De laatste jaren is er weer een gang naar moedermelkcentrales, waar moedermelk van donoren wordt ingezameld voor baby’s jonger dan 30 weken van wie de moeder te weinig moedermelk heeft. De donoren worden gescreend; melk wordt opgehaald door melkwagens, gepasteuriseerde en vervolgens aan baby’s gegeven. Een baby krijgt zoveel mogelijk melk van dezelfde donor. Elders bestaan moedermelkcentrales t.b.v. baby’s onder een bepaald gewicht. Ondanks de pasteurisatie is donormelk beter dan poedermelk.
Wie noem je prematuur?
Een immatuur is 500-700 g te licht na een ontijdige geboorte. Deze term wordt tegenwoordig niet meer gebruikt, nu spreekt men van extreem prematuur. Voor deze baby’s is borstvoeding veel te vermoeiend. Van prematuur spreekt men na een zwangerschap korter dan 37 weken. Dismatuur is hetzelfde als Small for date, baby’s die te licht zijn in relatie tot hun geboortedatum, tot de uitgerekende datum.
Baby’s geboren na 30-35 weken zijn de zogenoemde ‘vergeten prematuren’; zij vallen buiten een landelijk follow-up programma. Ze worden beschouwd als gewone baby’s, maar achteraf blijken zij diverse problemen te hebben bijvoorbeeld leerproblemen of voedingsproblemen. Deze kinderen hadden baat gehad bij eerdere onderkenning.
Meten in de couveuse
Eigenlijk zijn er weinig technische ontwikkelingen die het werk van een verpleegkundige verlichten; uitzonderingen zijn de kruikenmoeder en de wieltjes onder de bedden hoewel het verschuiven van een bed met een washandje onder de poten ook lukte. De vele technische vernieuwingen die hebben bijgedragen aan de wetenschappelijke vooruitgang van de geneeskunde, betekenden in feite een nieuwe taak voor een verpleegkundige. Gelukkig is er in Rotterdam in het Erasmus MC nu het Create4Care project onder leiding van Onno Helder, die op zoek is naar technische oplossingen voor de praktische problemen die verpleegkundigen ondervinden bij hun werk.

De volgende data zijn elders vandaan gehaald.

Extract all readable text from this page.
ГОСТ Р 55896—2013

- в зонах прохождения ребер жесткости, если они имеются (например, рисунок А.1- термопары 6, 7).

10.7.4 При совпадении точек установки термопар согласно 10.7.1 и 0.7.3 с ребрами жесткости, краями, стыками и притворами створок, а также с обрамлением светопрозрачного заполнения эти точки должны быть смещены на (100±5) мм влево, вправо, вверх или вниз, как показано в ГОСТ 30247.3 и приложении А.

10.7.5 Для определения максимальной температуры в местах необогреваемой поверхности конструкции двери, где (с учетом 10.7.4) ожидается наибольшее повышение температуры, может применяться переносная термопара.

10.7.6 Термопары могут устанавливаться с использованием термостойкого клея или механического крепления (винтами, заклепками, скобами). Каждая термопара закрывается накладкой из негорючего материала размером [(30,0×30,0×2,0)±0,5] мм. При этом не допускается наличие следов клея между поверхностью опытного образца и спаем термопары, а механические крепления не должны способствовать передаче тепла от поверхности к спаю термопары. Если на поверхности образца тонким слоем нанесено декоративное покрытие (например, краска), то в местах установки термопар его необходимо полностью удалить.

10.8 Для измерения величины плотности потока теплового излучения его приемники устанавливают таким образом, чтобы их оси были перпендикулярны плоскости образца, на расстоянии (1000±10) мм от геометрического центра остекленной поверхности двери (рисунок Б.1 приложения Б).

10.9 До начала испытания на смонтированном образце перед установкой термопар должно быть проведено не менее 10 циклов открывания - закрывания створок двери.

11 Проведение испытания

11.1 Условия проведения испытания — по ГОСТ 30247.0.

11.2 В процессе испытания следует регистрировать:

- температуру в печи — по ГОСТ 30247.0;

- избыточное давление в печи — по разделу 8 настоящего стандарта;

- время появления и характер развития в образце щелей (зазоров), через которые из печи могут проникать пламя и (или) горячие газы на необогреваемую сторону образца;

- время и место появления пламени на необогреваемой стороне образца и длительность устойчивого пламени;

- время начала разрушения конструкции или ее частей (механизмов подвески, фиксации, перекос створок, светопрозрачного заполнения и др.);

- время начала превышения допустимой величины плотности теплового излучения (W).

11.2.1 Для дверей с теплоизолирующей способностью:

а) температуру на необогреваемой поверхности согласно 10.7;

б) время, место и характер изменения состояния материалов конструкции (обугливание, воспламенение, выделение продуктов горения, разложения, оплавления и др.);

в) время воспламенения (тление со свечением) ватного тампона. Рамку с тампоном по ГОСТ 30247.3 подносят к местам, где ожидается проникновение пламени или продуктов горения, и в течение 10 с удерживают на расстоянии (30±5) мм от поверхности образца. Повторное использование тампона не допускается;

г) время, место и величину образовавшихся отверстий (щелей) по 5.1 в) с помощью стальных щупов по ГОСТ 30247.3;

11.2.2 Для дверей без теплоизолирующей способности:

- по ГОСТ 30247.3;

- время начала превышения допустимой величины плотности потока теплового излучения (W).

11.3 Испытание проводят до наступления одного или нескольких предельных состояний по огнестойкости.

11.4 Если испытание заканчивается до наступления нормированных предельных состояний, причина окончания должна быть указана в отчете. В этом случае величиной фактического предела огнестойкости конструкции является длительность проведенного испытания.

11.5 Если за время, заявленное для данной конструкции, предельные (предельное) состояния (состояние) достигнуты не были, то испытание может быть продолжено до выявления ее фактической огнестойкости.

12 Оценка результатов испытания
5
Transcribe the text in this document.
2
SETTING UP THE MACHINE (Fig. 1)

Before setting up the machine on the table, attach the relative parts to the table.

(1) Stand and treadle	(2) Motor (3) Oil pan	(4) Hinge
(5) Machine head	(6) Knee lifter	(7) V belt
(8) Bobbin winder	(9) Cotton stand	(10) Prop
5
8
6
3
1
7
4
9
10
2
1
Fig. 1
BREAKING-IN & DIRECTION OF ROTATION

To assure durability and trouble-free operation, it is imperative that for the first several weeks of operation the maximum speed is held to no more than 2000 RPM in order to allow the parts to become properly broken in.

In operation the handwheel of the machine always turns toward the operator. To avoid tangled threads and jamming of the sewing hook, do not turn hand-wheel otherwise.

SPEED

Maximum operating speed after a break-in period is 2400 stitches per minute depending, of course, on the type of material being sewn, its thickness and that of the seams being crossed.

Timothy Singowikromo, student elektrotechniek van de Hogeschool Rotterdam, is verbonden aan dit Create4Care project. Hij heeft een prijs, de Bachelor Award van de Hogeschool Rotterdam, gewonnen voor zijn afstudeerproject. Timothy hield een inleiding over zijn afstudeerproject: het meten van een baby in de couveuse zonder in de couveuse zelf te komen. Nu moeten verpleegkundigen wanneer zij de lengte van een te vroeg geboren baby willen meten met een meetlat de couveuse in en zich dan een weg manoeuvreren door een wirwar van zuurstof- en voedingskabels en onderweg oppassen voor een bewegende baby. Timothy ontwikkelde een 3D-scanner voor het meten van te vroeg geboren baby’s. Door het gebruik hiervan hoeven de pasgeborenen bij het meten niet meer te worden aangeraakt. ‘Daardoor ervaart de baby minder stress, zijn de metingen nauwkeuriger en blijft de situatie hygiënisch’, aldus de bedenker.
Inmiddels is duidelijk dat de leiders van Create4Care Timothy’s uitvinding alweer verder door ontwikkeld hebben, waardoor ook geen laserlicht meer nodig is bij het wegen en meten. Hopelijk komt de babyscanner binnenkort op de markt.